Ein Mann fragt nicht gerne nach dem Weg

  • zu Besuch bei Marko Brajkovic' / Bildrechte: Mario Stiehl

und wenn er das tut, hat er meistens schon einen Hals wie eine Keksdose und gesteht seine Fehlbarkeit, wenn er dann muss, auch maximal nur einem anderen Mann ein. Dieser unschönen  Situation sah sich  ein Mann (der hier nicht genannt werden will) in dem kleinen Bergdorf Groznjan in Kroatien ausgesetzt. Dieser Mann fuhr nach langer Abstinenz wieder einmal Rad. Das tat er mit einem Ziel, aber nur mit grober Richtung und auf unbekanntem Terrain. Erste Zweifel am erfolgreichen Ausgang der Unternehmung kamen, als die Anstiege kein Ende mehr nahmen und Straßen schmaler wurden, bis sie schließlich ganz aufhörten. Man könnte umdrehen, was aber in dem Fall einen nicht zu akzeptierenden Umweg bedeutet hätte. Also fragte der Mann einen „Eingeborenen“ nach dem (Aus)Weg und war überrascht, als dieser gleich auf Deutsch antwortete. Donnerwetter – vielleicht doch ein kleines Licht an einem so „finsteren Tag“ an einem so „finsteren Ort“? Der Eingeborene Marko wartete auf den Schulbus, der seine Kinder zurück brachte und hatte ein paar Minuten für den Mann Zeit.
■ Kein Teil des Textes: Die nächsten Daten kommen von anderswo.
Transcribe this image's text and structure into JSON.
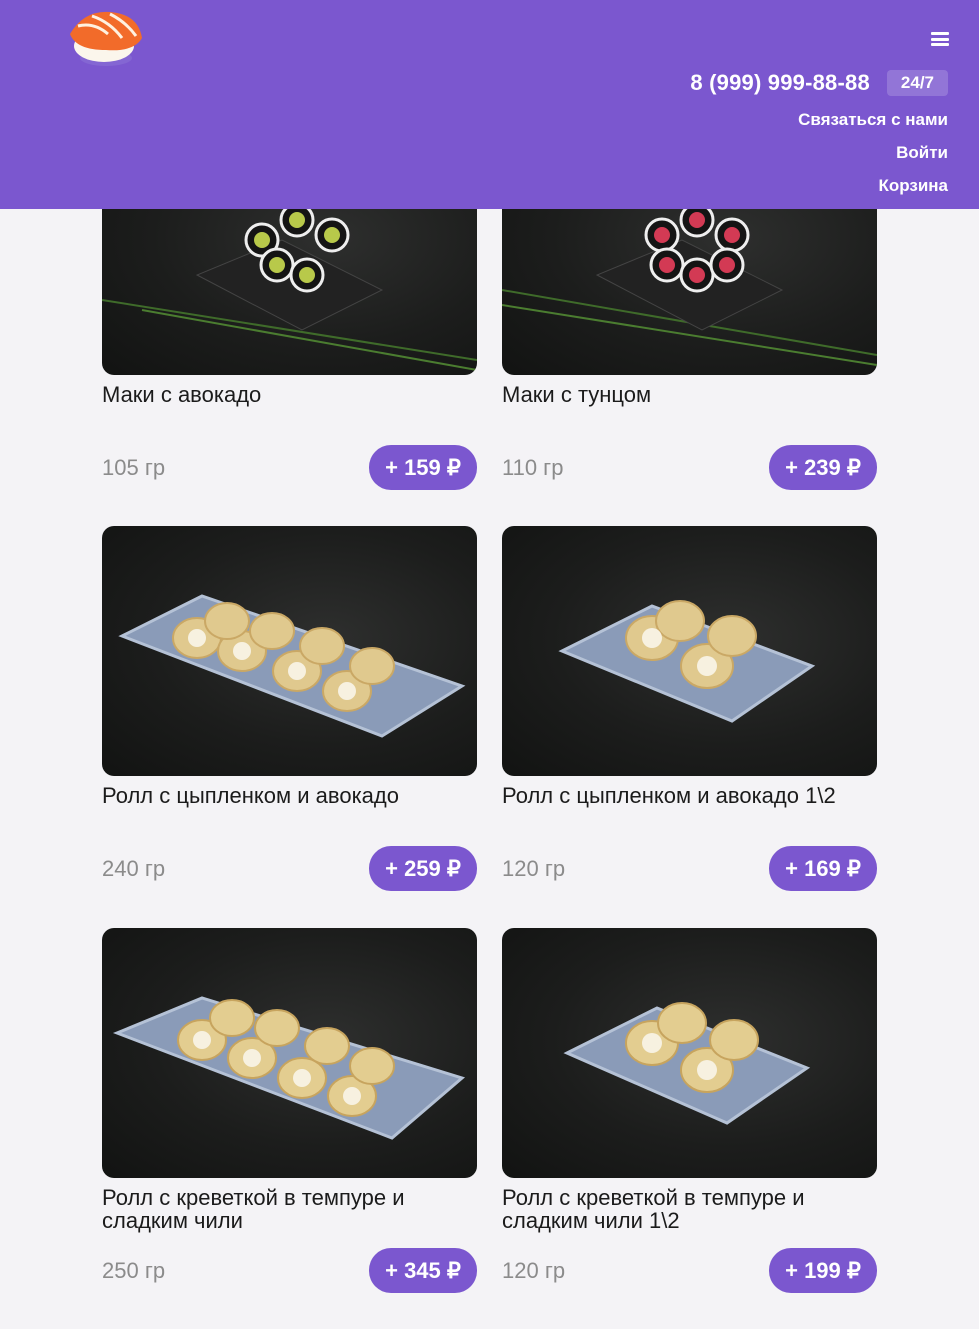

In denen beschrieb er dem Mann nicht nur den rechten Weg, sondern plauderte  auch über seine Erfahrungen mit Deutschland und seine Arbeit als Maler. Er lud ihn ein, ihn in seinem Atelier zu besuchen und ihn, seine Familie und seine Arbeit näher kennenzulernen.
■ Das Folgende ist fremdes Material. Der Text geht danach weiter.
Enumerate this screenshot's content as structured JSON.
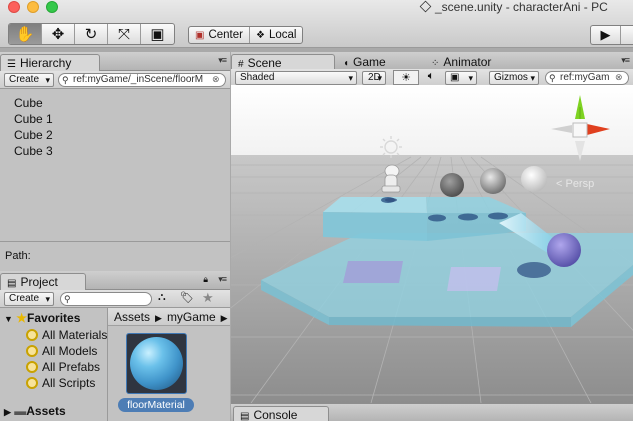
{
  "window": {
    "title": "_scene.unity - characterAni - PC"
  },
  "toolbar": {
    "transform_tools": [
      {
        "name": "hand-tool",
        "glyph": "✋"
      },
      {
        "name": "move-tool",
        "glyph": "✥"
      },
      {
        "name": "rotate-tool",
        "glyph": "↻"
      },
      {
        "name": "scale-tool",
        "glyph": "⤧"
      },
      {
        "name": "rect-tool",
        "glyph": "▣"
      }
    ],
    "pivot_label": "Center",
    "space_label": "Local",
    "play_glyph": "▶"
  },
  "hierarchy": {
    "tab": "Hierarchy",
    "create": "Create",
    "search_value": "ref:myGame/_inScene/floorM",
    "items": [
      "Cube",
      "Cube 1",
      "Cube 2",
      "Cube 3"
    ],
    "path_label": "Path:"
  },
  "project": {
    "tab": "Project",
    "create": "Create",
    "favorites_label": "Favorites",
    "favorites": [
      "All Materials",
      "All Models",
      "All Prefabs",
      "All Scripts"
    ],
    "assets_label": "Assets",
    "breadcrumb": [
      "Assets",
      "myGame"
    ],
    "asset": {
      "name": "floorMaterial"
    }
  },
  "scene": {
    "tabs": [
      "Scene",
      "Game",
      "Animator"
    ],
    "shading_mode": "Shaded",
    "mode_2d": "2D",
    "gizmos": "Gizmos",
    "search_value": "ref:myGam",
    "persp_label": "< Persp"
  },
  "console": {
    "tab": "Console"
  },
  "colors": {
    "selection_blue": "#4d7db5",
    "platform_cyan": "#8fd3e3",
    "axis_y": "#7ed321",
    "axis_x": "#e0401f"
  }
}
Der Mann versprach Marko, dem Maler, der auf keinen Fall Künstler genannt werden will, einen Besuch und löste sein Versprechen auch alsbald ein. Vielleicht lag es an der entspannten Anreise (diesmal mit dem Auto) oder der Vorfreude auf den Besuch bei Marko, aber das Dorf Groznjan sah gar nicht mehr so finster wie beim ersten Besuch aus – im Gegenteil,  der Ort war auf den zweiten Blick recht hübsch.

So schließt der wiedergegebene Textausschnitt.